Ces trois sources d’optimisme – promotion de l’accès à la culture, protection de l’exigence d’équilibre, encouragement pour la construction d’un droit d’auteur européen -, peuvent nous apprendre à nous adapter ensemble à l’évolution technologique. Nul n’aura à pâtir du bonheur des autres : ni le créateur, ni l’exploitant, ni le public. Entendons-nous – l’entente est source de légitimité –, prenons notre temps pour réfléchir – un temps d’anticipation - et osons, surtout, regarder la réalité en face car le droit n’est jamais aussi fort et légitime que lorsqu’il se conjugue au présent avec la « réalité vivante » [8] .

Boris Khalvadjian

Docteur en droit

PDF - 117.7 ko
ET SI NOUS ETIONS OPTIMISTES ? ǀ Boris Khalvadjian
A propos de la décision du Conseil Constitutionnel du 10 juin 2009 ǀ Loi HADOPI

[1] Conseil Constitutionnel, Décision n° 2009-580 DC du 10 juin 2009.

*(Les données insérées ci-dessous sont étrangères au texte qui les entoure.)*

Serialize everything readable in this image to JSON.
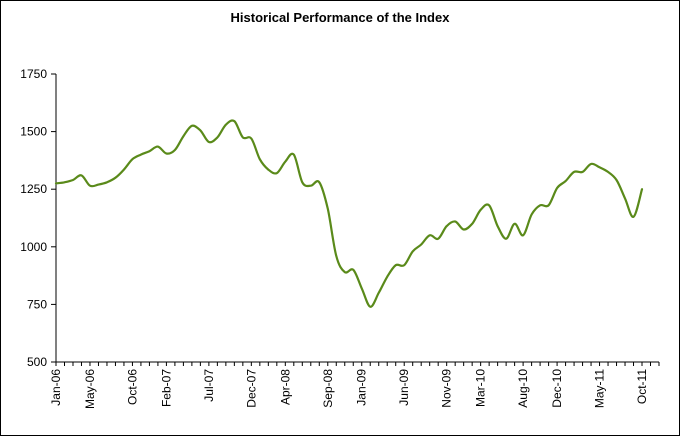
{
  "chart_data": {
    "type": "line",
    "title": "Historical Performance of the Index",
    "xlabel": "",
    "ylabel": "",
    "ylim": [
      500,
      1750
    ],
    "yticks": [
      500,
      750,
      1000,
      1250,
      1500,
      1750
    ],
    "xlim": [
      "2006-01",
      "2011-12"
    ],
    "xticks": [
      "Jan-06",
      "May-06",
      "Oct-06",
      "Feb-07",
      "Jul-07",
      "Dec-07",
      "Apr-08",
      "Sep-08",
      "Jan-09",
      "Jun-09",
      "Nov-09",
      "Mar-10",
      "Aug-10",
      "Dec-10",
      "May-11",
      "Oct-11"
    ],
    "grid": false,
    "legend": "none",
    "colors": {
      "line": "#5a8a1a",
      "axis": "#000000",
      "background": "#ffffff"
    },
    "series": [
      {
        "values": [
          [
            "2006-01",
            1275
          ],
          [
            "2006-02",
            1280
          ],
          [
            "2006-03",
            1290
          ],
          [
            "2006-04",
            1310
          ],
          [
            "2006-05",
            1265
          ],
          [
            "2006-06",
            1270
          ],
          [
            "2006-07",
            1280
          ],
          [
            "2006-08",
            1300
          ],
          [
            "2006-09",
            1335
          ],
          [
            "2006-10",
            1380
          ],
          [
            "2006-11",
            1400
          ],
          [
            "2006-12",
            1415
          ],
          [
            "2007-01",
            1435
          ],
          [
            "2007-02",
            1405
          ],
          [
            "2007-03",
            1420
          ],
          [
            "2007-04",
            1480
          ],
          [
            "2007-05",
            1525
          ],
          [
            "2007-06",
            1505
          ],
          [
            "2007-07",
            1455
          ],
          [
            "2007-08",
            1475
          ],
          [
            "2007-09",
            1530
          ],
          [
            "2007-10",
            1545
          ],
          [
            "2007-11",
            1475
          ],
          [
            "2007-12",
            1470
          ],
          [
            "2008-01",
            1380
          ],
          [
            "2008-02",
            1335
          ],
          [
            "2008-03",
            1320
          ],
          [
            "2008-04",
            1370
          ],
          [
            "2008-05",
            1400
          ],
          [
            "2008-06",
            1280
          ],
          [
            "2008-07",
            1265
          ],
          [
            "2008-08",
            1280
          ],
          [
            "2008-09",
            1165
          ],
          [
            "2008-10",
            960
          ],
          [
            "2008-11",
            890
          ],
          [
            "2008-12",
            900
          ],
          [
            "2009-01",
            820
          ],
          [
            "2009-02",
            740
          ],
          [
            "2009-03",
            800
          ],
          [
            "2009-04",
            870
          ],
          [
            "2009-05",
            920
          ],
          [
            "2009-06",
            920
          ],
          [
            "2009-07",
            980
          ],
          [
            "2009-08",
            1010
          ],
          [
            "2009-09",
            1050
          ],
          [
            "2009-10",
            1035
          ],
          [
            "2009-11",
            1090
          ],
          [
            "2009-12",
            1110
          ],
          [
            "2010-01",
            1075
          ],
          [
            "2010-02",
            1100
          ],
          [
            "2010-03",
            1160
          ],
          [
            "2010-04",
            1180
          ],
          [
            "2010-05",
            1090
          ],
          [
            "2010-06",
            1035
          ],
          [
            "2010-07",
            1100
          ],
          [
            "2010-08",
            1050
          ],
          [
            "2010-09",
            1140
          ],
          [
            "2010-10",
            1180
          ],
          [
            "2010-11",
            1180
          ],
          [
            "2010-12",
            1255
          ],
          [
            "2011-01",
            1285
          ],
          [
            "2011-02",
            1325
          ],
          [
            "2011-03",
            1325
          ],
          [
            "2011-04",
            1360
          ],
          [
            "2011-05",
            1345
          ],
          [
            "2011-06",
            1325
          ],
          [
            "2011-07",
            1290
          ],
          [
            "2011-08",
            1210
          ],
          [
            "2011-09",
            1130
          ],
          [
            "2011-10",
            1250
          ]
        ]
      }
    ]
  }
}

[2] Intervention de Victor Hugo à l’Assemblée nationale en 1848 pour la défense du budget de la culture, notamment disponible sur le site : http://icp.ge.ch/po/cliotexte.

[3] Latournerie (A.), « Petites histoire des batailles du droit d’auteur », consulté sur le site : http://www.temps-reels.net/article1178.html.

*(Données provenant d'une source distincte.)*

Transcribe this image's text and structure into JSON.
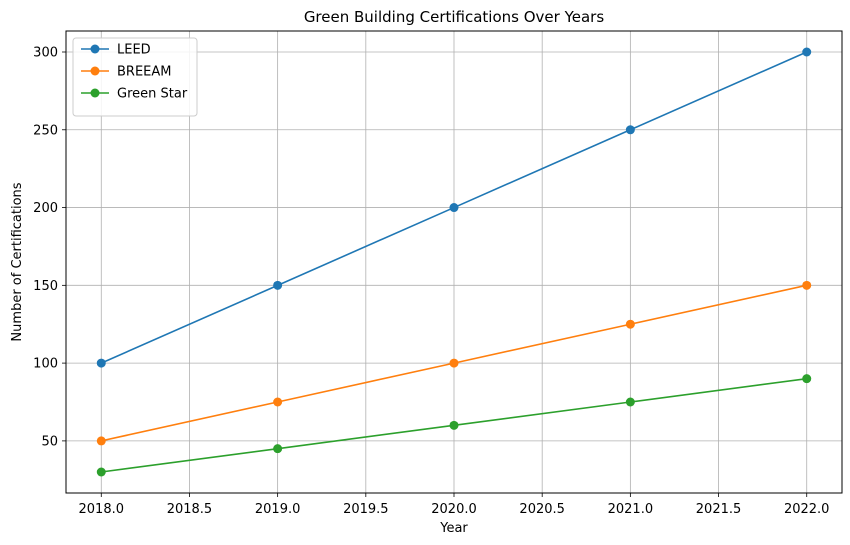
{
  "chart_data": {
    "type": "line",
    "title": "Green Building Certifications Over Years",
    "xlabel": "Year",
    "ylabel": "Number of Certifications",
    "x": [
      2018,
      2019,
      2020,
      2021,
      2022
    ],
    "xlim": [
      2017.8,
      2022.2
    ],
    "ylim": [
      16.5,
      313.5
    ],
    "xticks": [
      "2018.0",
      "2018.5",
      "2019.0",
      "2019.5",
      "2020.0",
      "2020.5",
      "2021.0",
      "2021.5",
      "2022.0"
    ],
    "xtick_values": [
      2018.0,
      2018.5,
      2019.0,
      2019.5,
      2020.0,
      2020.5,
      2021.0,
      2021.5,
      2022.0
    ],
    "yticks": [
      "50",
      "100",
      "150",
      "200",
      "250",
      "300"
    ],
    "ytick_values": [
      50,
      100,
      150,
      200,
      250,
      300
    ],
    "grid": true,
    "legend_position": "top-left",
    "series": [
      {
        "name": "LEED",
        "color": "#1f77b4",
        "values": [
          100,
          150,
          200,
          250,
          300
        ]
      },
      {
        "name": "BREEAM",
        "color": "#ff7f0e",
        "values": [
          50,
          75,
          100,
          125,
          150
        ]
      },
      {
        "name": "Green Star",
        "color": "#2ca02c",
        "values": [
          30,
          45,
          60,
          75,
          90
        ]
      }
    ]
  }
}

[4] Matthyssens (J.), « Les auteurs devant la Commission Escarra », Revue Internationale de Droit d’Auteur Juillet 2004, p. 77 s., in fine p. 79.

[5] « Amendement 138 » adopté par le Parlement Européen le 24 septembre 2008 : « h) en vertu du principe selon lequel aucune restriction aux droits et libertés fondamentales des utilisateurs finaux ne doit être prise sans décision préalable de l’autorité judiciaire en application notamment de l’article 11 de la charte des droits fondamentaux, sauf en cas de menace à la sécurité publique où la décision judiciaire peut intervenir postérieurement ».

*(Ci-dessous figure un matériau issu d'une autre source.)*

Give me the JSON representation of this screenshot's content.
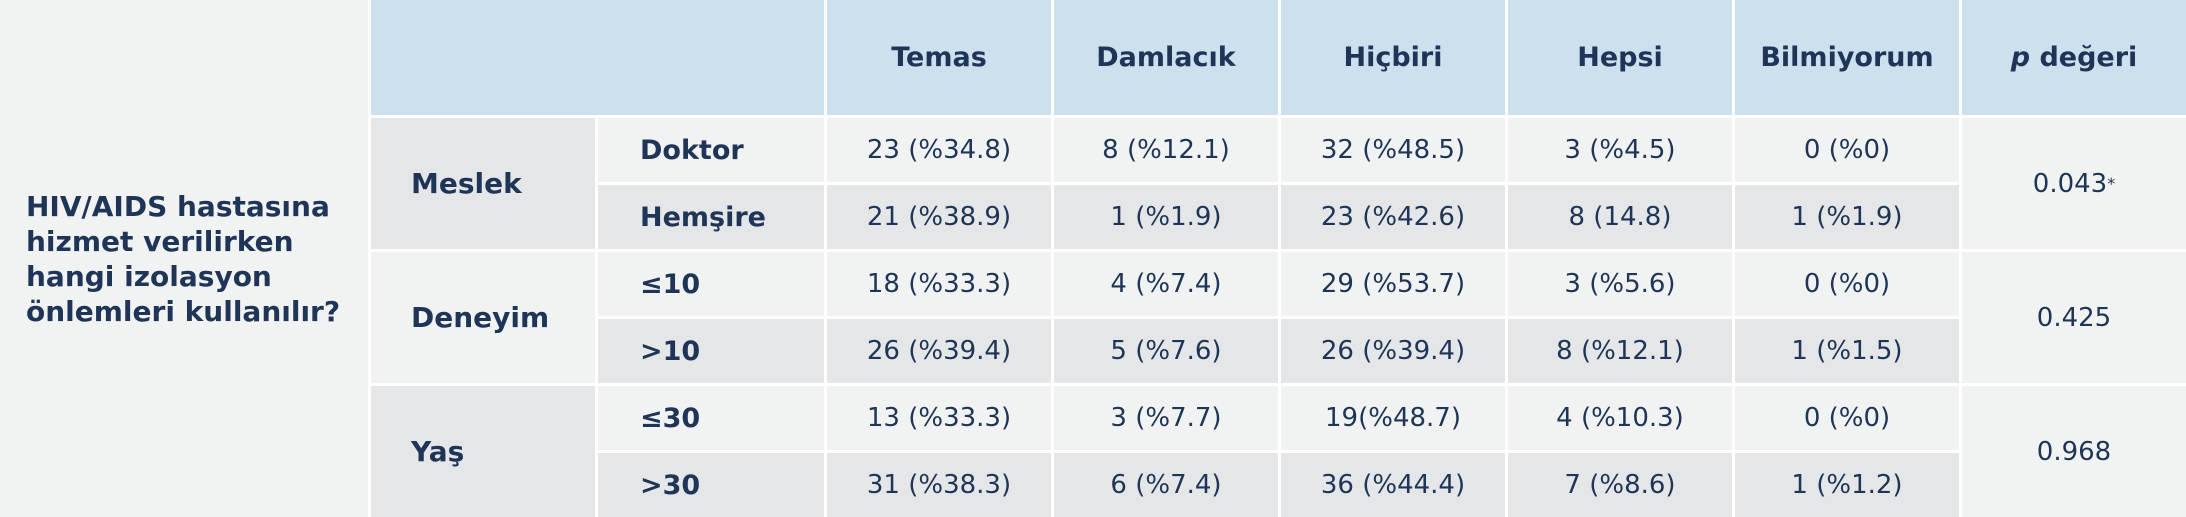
{
  "question": "HIV/AIDS hastasına hizmet verilirken hangi izolasyon önlemleri kullanılır?",
  "header": {
    "columns": [
      "Temas",
      "Damlacık",
      "Hiçbiri",
      "Hepsi",
      "Bilmiyorum"
    ],
    "p_symbol": "p",
    "p_text": "değeri"
  },
  "groups": [
    {
      "label": "Meslek",
      "p_value": "0.043",
      "p_note": "*",
      "rows": [
        {
          "label": "Doktor",
          "cells": [
            "23 (%34.8)",
            "8 (%12.1)",
            "32 (%48.5)",
            "3 (%4.5)",
            "0 (%0)"
          ]
        },
        {
          "label": "Hemşire",
          "cells": [
            "21 (%38.9)",
            "1 (%1.9)",
            "23 (%42.6)",
            "8 (14.8)",
            "1 (%1.9)"
          ]
        }
      ]
    },
    {
      "label": "Deneyim",
      "p_value": "0.425",
      "rows": [
        {
          "label": "≤10",
          "cells": [
            "18 (%33.3)",
            "4 (%7.4)",
            "29 (%53.7)",
            "3 (%5.6)",
            "0 (%0)"
          ]
        },
        {
          "label": ">10",
          "cells": [
            "26 (%39.4)",
            "5 (%7.6)",
            "26 (%39.4)",
            "8 (%12.1)",
            "1 (%1.5)"
          ]
        }
      ]
    },
    {
      "label": "Yaş",
      "p_value": "0.968",
      "rows": [
        {
          "label": "≤30",
          "cells": [
            "13 (%33.3)",
            "3 (%7.7)",
            "19(%48.7)",
            "4 (%10.3)",
            "0 (%0)"
          ]
        },
        {
          "label": ">30",
          "cells": [
            "31 (%38.3)",
            "6 (%7.4)",
            "36 (%44.4)",
            "7 (%8.6)",
            "1 (%1.2)"
          ]
        }
      ]
    }
  ]
}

[6] « La Commission estime que cet amendement[amendement 138]est un rappel important de principes essentiels du droit qui régissent l’ordre juridique communautaire et, en particulier, des droits fondamentaux des citoyens. L’amendement a délibérément été formulé de manière à laisser aux États membres une latitude suffisante pour parvenir à un juste équilibre entre plusieurs droits fondamentaux, à savoir le droit au respect de la vie privée, le droit de propriété et le droit à des recours efficaces ainsi que le droit à la liberté d’expression et d’information. », « Position de la Commission sur l’amendement 138 adopté par le Parlement européen lors de la session plénière du 24 septembre 2008 », 7 novembre 2008 disponible sur le site de la Commission : http://europa.eu/rapid/pressReleasesAction.do ?reference=MEMO/08/681&format=HTML&aged=0&language=FR&guiLanguage=en

[7] Recommandation du Parlement européen du 26 mars 2009 adopté à Strasbourg, « Renforcement de la sécurité et des libertés fondamentales sur Internet », disponible sur le site du Parlement européen : http://www.europarl.europa.eu/sides/getDoc.do ?type=TA&reference=P6-TA-2009-0194&language=FR&ring=A6-2009-0103

[8] Ghestin (J.), « L’utile et le juste dans les contrats », Archives de philosophie du droit, Paris : Sirey, 1981, n° 26, p. 35 s., in fine p. 57.